Coke and the ABA have successfully resisted bills and overturned laws imposing taxes on soft drinks in Florida — thanks to Agriculture Commissioner and ALEC alumnus Adam Putnam — New York and Washington State.
Effects on “Hardworking Americans”
In 2009, when soda taxes were front page news with some frequency, the American Legislative Exchange Council (ALEC) approved “A Resolution in Opposition to Discriminatory Food and Beverage Taxes” (pdf). This fill-in-the-blank resolution is couched in pro-worker language, concluding that (fill-in-the-blank State) “fully supports hardworking Americans, and opposes all efforts — federally and on the state level — to impose discriminatory taxes on food and/or beverages.”

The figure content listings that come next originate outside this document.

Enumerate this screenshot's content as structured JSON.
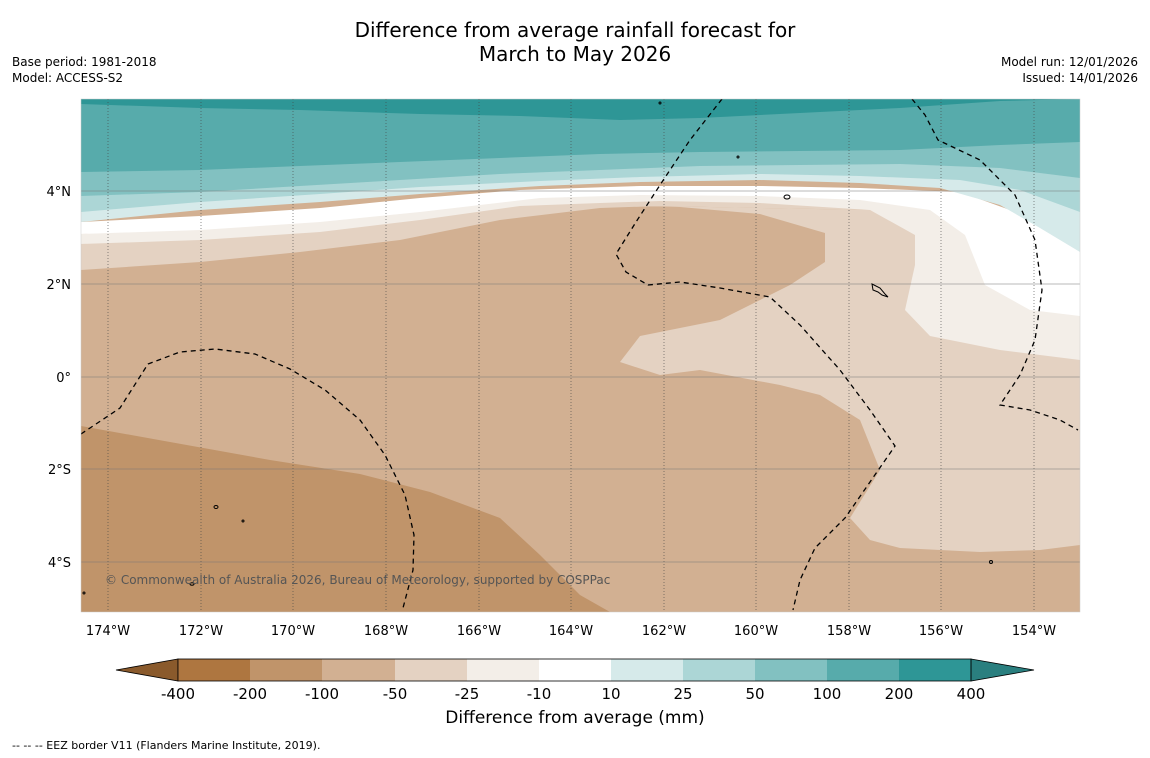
{
  "title": {
    "line1": "Difference from average rainfall forecast for",
    "line2": "March to May 2026"
  },
  "meta": {
    "base_period": "Base period: 1981-2018",
    "model": "Model: ACCESS-S2",
    "model_run": "Model run: 12/01/2026",
    "issued": "Issued: 14/01/2026"
  },
  "map": {
    "x_ticks": [
      "174°W",
      "172°W",
      "170°W",
      "168°W",
      "166°W",
      "164°W",
      "162°W",
      "160°W",
      "158°W",
      "156°W",
      "154°W"
    ],
    "y_ticks": [
      "4°N",
      "2°N",
      "0°",
      "2°S",
      "4°S"
    ],
    "copyright": "© Commonwealth of Australia 2026, Bureau of Meteorology, supported by COSPPac"
  },
  "colorbar": {
    "title": "Difference from average (mm)",
    "labels": [
      "-400",
      "-200",
      "-100",
      "-50",
      "-25",
      "-10",
      "10",
      "25",
      "50",
      "100",
      "200",
      "400"
    ],
    "colors": {
      "below_400": "#8a5a2c",
      "n400_200": "#ae7640",
      "n200_100": "#c0946a",
      "n100_50": "#d2b092",
      "n50_25": "#e4d2c2",
      "n25_10": "#f3eee8",
      "n10_10": "#ffffff",
      "p10_25": "#d6eaea",
      "p25_50": "#acd6d6",
      "p50_100": "#82c1c1",
      "p100_200": "#57abab",
      "p200_400": "#2e9696",
      "above_400": "#2a7f7f"
    }
  },
  "footer": {
    "eez_legend": "--  --  -- EEZ border V11 (Flanders Marine Institute, 2019)."
  }
}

When ALEC and its deep-pocketed corporate members like Coke cry “discrimination” and claim to support “hardworking Americans,” consumers should take a closer look at Coke's legislative and marketing agenda.
It is hard to imagine why a name-brand corporation like Coke wants to associate itself with the far-right policies of ALEC, such as ALEC's voter suppression bills which disenfranchise college students in states like Wisconsin, ALEC efforts to privatize Medicare and Social Security and ALEC's immigrant bashing policies.